Cortinas abertas, janelas trancadas.
Aroma diferente, temperatura quente.
Eu sabia exatamente onde estava, e não era em minha casa, tampouco o apartamento de Cosima. Levantei-me, embrulhei meu corpo nu em um dos lençóis amassados. Não arrumei meu cabelo, senti prazer em estar ali. Ouvi música em tom médio com batidas agitadas, então segui caminho às notas apressadas.
Ele dançava.
Ele, para mim, cozinhava.
E ele não me viu chegando, portanto, seu comportamento natural, durante alguns segundos, fiquei observando. Vestindo uma samba canção preta, pés ao chão, Pallo balançava seus ombros tatuados e remexia seus quadris bronzeados. A música que tocava tinha letra vulgar e grave descontrolado, sons com saxofone, e variados gemidos de uma mulher qualquer.

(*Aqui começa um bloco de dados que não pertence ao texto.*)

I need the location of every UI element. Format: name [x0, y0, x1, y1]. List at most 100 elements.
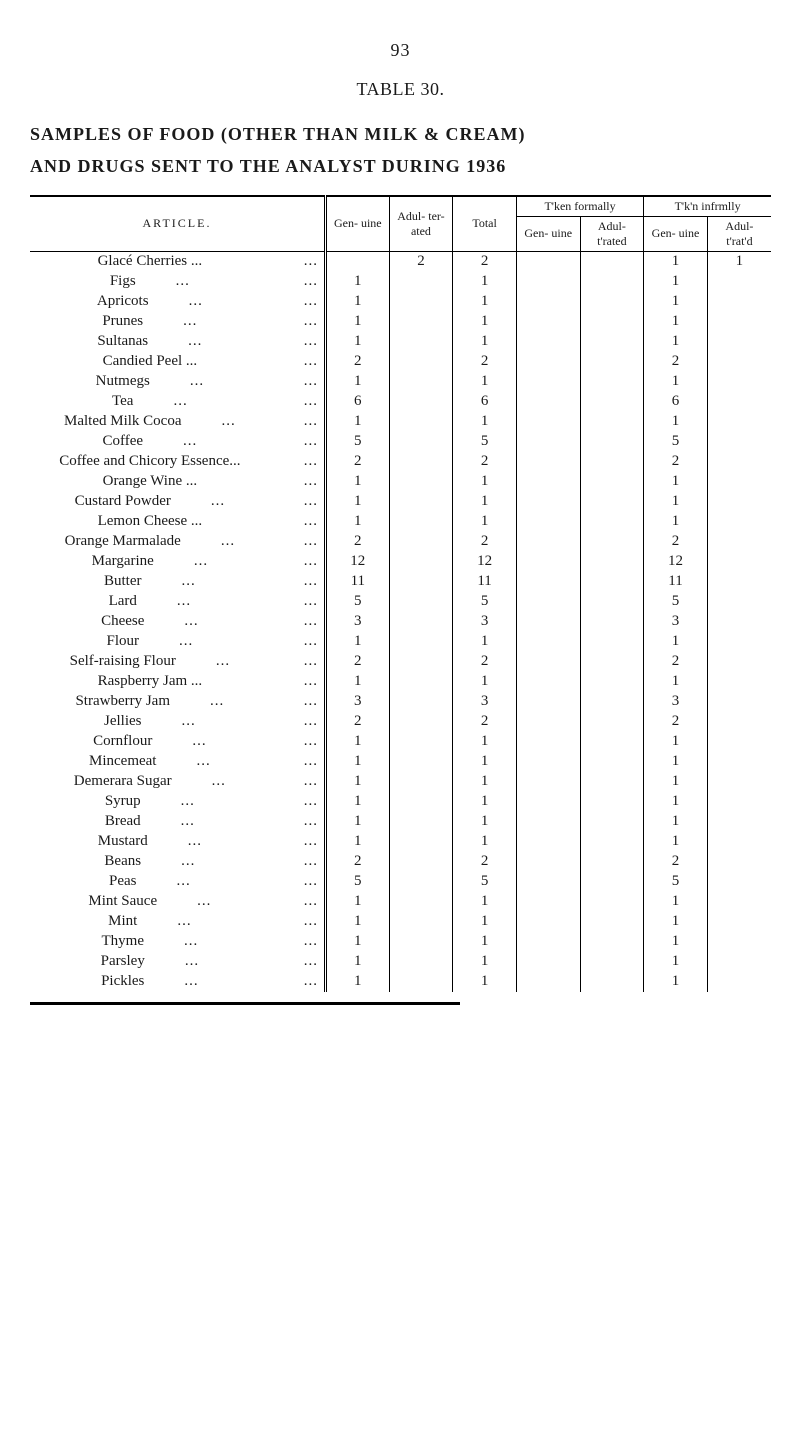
- formal-adul-cell: [580, 832, 644, 852]
- article-name: Flour: [106, 633, 139, 649]
- mid-dots: ...: [221, 413, 235, 429]
- article-name: Orange Marmalade: [65, 533, 181, 549]
- article-cell: Flour......: [30, 632, 325, 652]
- trailing-dots: ...: [304, 813, 318, 830]
- total-cell: 1: [453, 832, 517, 852]
- informal-gen-cell: 3: [644, 612, 708, 632]
- header-total: Total: [453, 196, 517, 252]
- total-cell: 2: [453, 352, 517, 372]
- genuine-cell: 2: [325, 712, 389, 732]
- formal-gen-cell: [516, 332, 580, 352]
- informal-adul-cell: [707, 272, 771, 292]
- genuine-cell: 1: [325, 332, 389, 352]
- formal-adul-cell: [580, 652, 644, 672]
- article-name: Lard: [109, 593, 137, 609]
- informal-gen-cell: 1: [644, 812, 708, 832]
- informal-gen-cell: 1: [644, 672, 708, 692]
- article-name: Figs: [110, 273, 136, 289]
- adulterated-cell: [389, 612, 453, 632]
- article-cell: Nutmegs......: [30, 372, 325, 392]
- genuine-cell: 2: [325, 452, 389, 472]
- trailing-dots: ...: [304, 733, 318, 750]
- bottom-rule: [30, 1002, 460, 1005]
- adulterated-cell: [389, 892, 453, 912]
- mid-dots: ...: [173, 393, 187, 409]
- header-tken-formally: T'ken formally: [516, 196, 643, 217]
- article-name: Mint Sauce: [88, 893, 157, 909]
- formal-adul-cell: [580, 812, 644, 832]
- genuine-cell: 1: [325, 492, 389, 512]
- total-cell: 1: [453, 932, 517, 952]
- formal-adul-cell: [580, 672, 644, 692]
- informal-adul-cell: [707, 552, 771, 572]
- trailing-dots: ...: [304, 373, 318, 390]
- article-cell: Beans......: [30, 852, 325, 872]
- header-i-adul: Adul- t'rat'd: [707, 216, 771, 251]
- total-cell: 1: [453, 472, 517, 492]
- formal-adul-cell: [580, 952, 644, 972]
- article-name: Mustard: [98, 833, 148, 849]
- informal-gen-cell: 1: [644, 912, 708, 932]
- trailing-dots: ...: [304, 873, 318, 890]
- table-row: Raspberry Jam ......111: [30, 672, 771, 692]
- article-name: Sultanas: [97, 333, 148, 349]
- mid-dots: ...: [210, 693, 224, 709]
- genuine-cell: 2: [325, 652, 389, 672]
- article-name: Demerara Sugar: [74, 773, 172, 789]
- adulterated-cell: [389, 812, 453, 832]
- table-row: Mincemeat......111: [30, 752, 771, 772]
- adulterated-cell: [389, 552, 453, 572]
- total-cell: 11: [453, 572, 517, 592]
- total-cell: 2: [453, 452, 517, 472]
- genuine-cell: 5: [325, 592, 389, 612]
- trailing-dots: ...: [304, 593, 318, 610]
- formal-adul-cell: [580, 772, 644, 792]
- informal-adul-cell: [707, 512, 771, 532]
- table-row: Orange Marmalade......222: [30, 532, 771, 552]
- mid-dots: ...: [197, 893, 211, 909]
- article-cell: Peas......: [30, 872, 325, 892]
- adulterated-cell: [389, 432, 453, 452]
- genuine-cell: 1: [325, 952, 389, 972]
- formal-adul-cell: [580, 852, 644, 872]
- informal-gen-cell: 1: [644, 332, 708, 352]
- genuine-cell: 1: [325, 312, 389, 332]
- article-cell: Thyme......: [30, 932, 325, 952]
- informal-gen-cell: 1: [644, 292, 708, 312]
- total-cell: 2: [453, 852, 517, 872]
- table-row: Mint Sauce......111: [30, 892, 771, 912]
- table-row: Strawberry Jam......333: [30, 692, 771, 712]
- table-row: Tea......666: [30, 392, 771, 412]
- informal-adul-cell: [707, 972, 771, 992]
- table-row: Butter......111111: [30, 572, 771, 592]
- samples-table: ARTICLE. Gen- uine Adul- ter- ated Total…: [30, 195, 771, 992]
- total-cell: 1: [453, 412, 517, 432]
- formal-gen-cell: [516, 352, 580, 372]
- trailing-dots: ...: [304, 253, 318, 270]
- formal-adul-cell: [580, 251, 644, 272]
- article-cell: Margarine......: [30, 552, 325, 572]
- genuine-cell: 5: [325, 432, 389, 452]
- adulterated-cell: [389, 592, 453, 612]
- mid-dots: ...: [181, 853, 195, 869]
- formal-gen-cell: [516, 892, 580, 912]
- adulterated-cell: [389, 692, 453, 712]
- article-name: Peas: [109, 873, 137, 889]
- mid-dots: ...: [184, 973, 198, 989]
- total-cell: 3: [453, 612, 517, 632]
- genuine-cell: 1: [325, 632, 389, 652]
- header-tkn-infrmlly: T'k'n infrmlly: [644, 196, 771, 217]
- total-cell: 1: [453, 292, 517, 312]
- informal-adul-cell: [707, 532, 771, 552]
- trailing-dots: ...: [304, 973, 318, 990]
- genuine-cell: 2: [325, 852, 389, 872]
- table-row: Malted Milk Cocoa......111: [30, 412, 771, 432]
- table-row: Bread......111: [30, 812, 771, 832]
- adulterated-cell: [389, 392, 453, 412]
- trailing-dots: ...: [304, 433, 318, 450]
- genuine-cell: 6: [325, 392, 389, 412]
- total-cell: 1: [453, 952, 517, 972]
- mid-dots: ...: [188, 333, 202, 349]
- article-name: Malted Milk Cocoa: [64, 413, 181, 429]
- formal-adul-cell: [580, 712, 644, 732]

"Baby, don't you leave my side, don't even try
I'mma go crazy, girl, you saved me
Meditate me, get me piece of mind
It's only she and I, ocean floor, how deep we dive
We be high lookin' for another fuckin' tree to climb"
"Mac Miller?" Questionei ao reconhecer a voz do Rapper.

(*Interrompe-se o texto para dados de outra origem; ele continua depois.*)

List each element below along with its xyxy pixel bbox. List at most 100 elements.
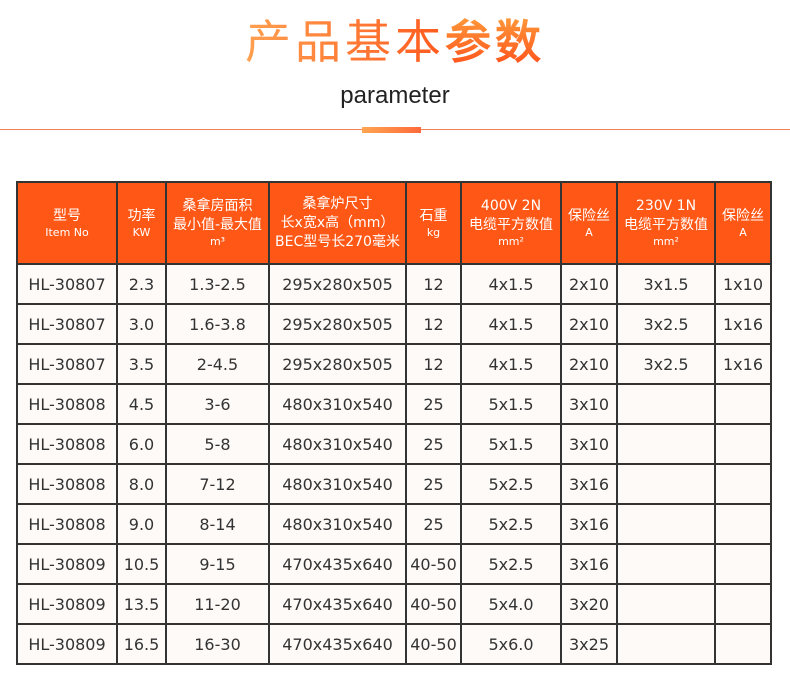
header-unit: mm² — [498, 235, 524, 248]
header-label: 桑拿房面积 — [182, 198, 253, 214]
table-cell: 5-8 — [165, 423, 270, 465]
table-cell: 9.0 — [116, 503, 167, 545]
column-header: 石重 kg — [405, 181, 462, 265]
table-row: HL-30808 9.0 8-14 480x310x540 25 5x2.5 3x16 — [16, 503, 772, 545]
table-cell: 8-14 — [165, 503, 270, 545]
table-cell — [616, 623, 716, 665]
table-cell — [616, 543, 716, 585]
column-header: 型号 Item No — [16, 181, 118, 265]
table-cell: 25 — [405, 383, 462, 425]
table-cell: 295x280x505 — [268, 263, 407, 305]
title-light: 产品基本 — [245, 15, 445, 69]
table-cell: 470x435x640 — [268, 543, 407, 585]
table-cell: 8.0 — [116, 463, 167, 505]
table-cell: 10.5 — [116, 543, 167, 585]
table-cell: HL-30809 — [16, 583, 118, 625]
table-cell: 2x10 — [560, 263, 618, 305]
table-cell: 5x2.5 — [460, 503, 562, 545]
column-header: 功率 KW — [116, 181, 167, 265]
table-cell — [616, 463, 716, 505]
table-row: HL-30807 3.0 1.6-3.8 295x280x505 12 4x1.5 2x10… — [16, 303, 772, 345]
table-cell: 1x16 — [714, 303, 772, 345]
table-cell: 5x1.5 — [460, 423, 562, 465]
table-cell: 480x310x540 — [268, 463, 407, 505]
table-cell: 1x16 — [714, 343, 772, 385]
table-row: HL-30807 2.3 1.3-2.5 295x280x505 12 4x1.5 2x10… — [16, 263, 772, 305]
page-subtitle: parameter — [340, 82, 450, 109]
table-cell: HL-30808 — [16, 383, 118, 425]
header-label: 电缆平方数值 — [624, 217, 708, 233]
header-unit: KW — [132, 225, 151, 239]
table-cell — [714, 423, 772, 465]
table-cell: HL-30809 — [16, 623, 118, 665]
header-label: 最小值-最大值 — [172, 217, 263, 233]
table-row: HL-30808 8.0 7-12 480x310x540 25 5x2.5 3x16 — [16, 463, 772, 505]
header-label: 保险丝 — [722, 207, 764, 224]
table-cell: 480x310x540 — [268, 383, 407, 425]
table-cell: 25 — [405, 423, 462, 465]
table-cell: 4.5 — [116, 383, 167, 425]
table-cell: HL-30808 — [16, 423, 118, 465]
divider-accent — [362, 127, 421, 133]
table-cell — [616, 423, 716, 465]
header-label: 桑拿炉尺寸 — [302, 195, 373, 212]
table-header-row: 型号 Item No 功率 KW 桑拿房面积 最小值-最大值 m³ 桑拿炉尺寸 长x宽x高（mm… — [16, 181, 772, 265]
table-cell: 4x1.5 — [460, 343, 562, 385]
table-cell: 3x10 — [560, 383, 618, 425]
table-cell: 13.5 — [116, 583, 167, 625]
header-unit: Item No — [45, 225, 89, 239]
table-cell: 1x10 — [714, 263, 772, 305]
table-cell: HL-30807 — [16, 343, 118, 385]
table-row: HL-30808 6.0 5-8 480x310x540 25 5x1.5 3x10 — [16, 423, 772, 465]
table-cell — [616, 503, 716, 545]
table-cell: 3x1.5 — [616, 263, 716, 305]
header-label: 长x宽x高（mm） — [280, 214, 395, 231]
table-cell: 480x310x540 — [268, 423, 407, 465]
table-cell: 40-50 — [405, 543, 462, 585]
table-cell — [714, 383, 772, 425]
table-cell: 4x1.5 — [460, 303, 562, 345]
table-cell: 3x16 — [560, 503, 618, 545]
table-cell: HL-30809 — [16, 543, 118, 585]
table-row: HL-30809 13.5 11-20 470x435x640 40-50 5x4.0 3x… — [16, 583, 772, 625]
header-unit: A — [585, 225, 593, 239]
title-bold: 参数 — [445, 15, 545, 69]
table-cell — [714, 503, 772, 545]
header-label: 230V 1N — [635, 198, 697, 214]
table-cell: 7-12 — [165, 463, 270, 505]
column-header: 230V 1N 电缆平方数值 mm² — [616, 181, 716, 265]
table-cell: 6.0 — [116, 423, 167, 465]
table-cell: HL-30808 — [16, 503, 118, 545]
table-cell — [714, 463, 772, 505]
parameter-table: 型号 Item No 功率 KW 桑拿房面积 最小值-最大值 m³ 桑拿炉尺寸 长x宽x高（mm… — [16, 181, 772, 665]
header-label: 400V 2N — [480, 198, 542, 214]
table-cell: 3x16 — [560, 463, 618, 505]
table-cell: 5x4.0 — [460, 583, 562, 625]
table-cell: 1.3-2.5 — [165, 263, 270, 305]
table-cell — [714, 583, 772, 625]
column-header: 保险丝 A — [714, 181, 772, 265]
table-cell: 3x2.5 — [616, 343, 716, 385]
table-cell: 1.6-3.8 — [165, 303, 270, 345]
table-cell: 12 — [405, 303, 462, 345]
table-cell: 40-50 — [405, 583, 462, 625]
table-cell: 3.0 — [116, 303, 167, 345]
table-cell: 2.3 — [116, 263, 167, 305]
table-cell: 12 — [405, 343, 462, 385]
table-cell: 295x280x505 — [268, 303, 407, 345]
table-cell: 3x25 — [560, 623, 618, 665]
column-header: 保险丝 A — [560, 181, 618, 265]
table-row: HL-30809 16.5 16-30 470x435x640 40-50 5x6.0 3x… — [16, 623, 772, 665]
table-row: HL-30809 10.5 9-15 470x435x640 40-50 5x2.5 3x1… — [16, 543, 772, 585]
table-cell: 5x2.5 — [460, 463, 562, 505]
column-header: 桑拿炉尺寸 长x宽x高（mm） BEC型号长270毫米 — [268, 181, 407, 265]
table-cell: 2x10 — [560, 343, 618, 385]
table-cell — [714, 543, 772, 585]
header-unit: kg — [426, 225, 441, 239]
table-cell — [616, 583, 716, 625]
table-cell: 3.5 — [116, 343, 167, 385]
column-header: 400V 2N 电缆平方数值 mm² — [460, 181, 562, 265]
table-cell — [616, 383, 716, 425]
table-cell: 480x310x540 — [268, 503, 407, 545]
table-cell: 5x2.5 — [460, 543, 562, 585]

"Sempre." O homem em minha frente sorriu e acenou com a cabeça.
"O tempo passa e você não muda." Clarifiquei ao observar a bagunça sobre o balcão da cozinha.
"E você continua linda, até mesmo de manhã." Pallo virou-se em minha direção, segurando a frigideira em uma mão e o mesmo sorriso no rosto.
O aroma de ovos com legumes refogados superou a densidade do ar.
"Espero que você ainda goste dos meus mimos." Desligou o fogão, buscou dois pratos, dois garfos, os pousou encima do mesmo balcão bagunçado, alcançou dois copos no escorredor e os encheu com suco de laranja natural.
"Se o sabor for tão gostoso quanto o cheiro, não há com o quê se preocupar." Pisquei provocativamente, antes de degustar o gosto do passado.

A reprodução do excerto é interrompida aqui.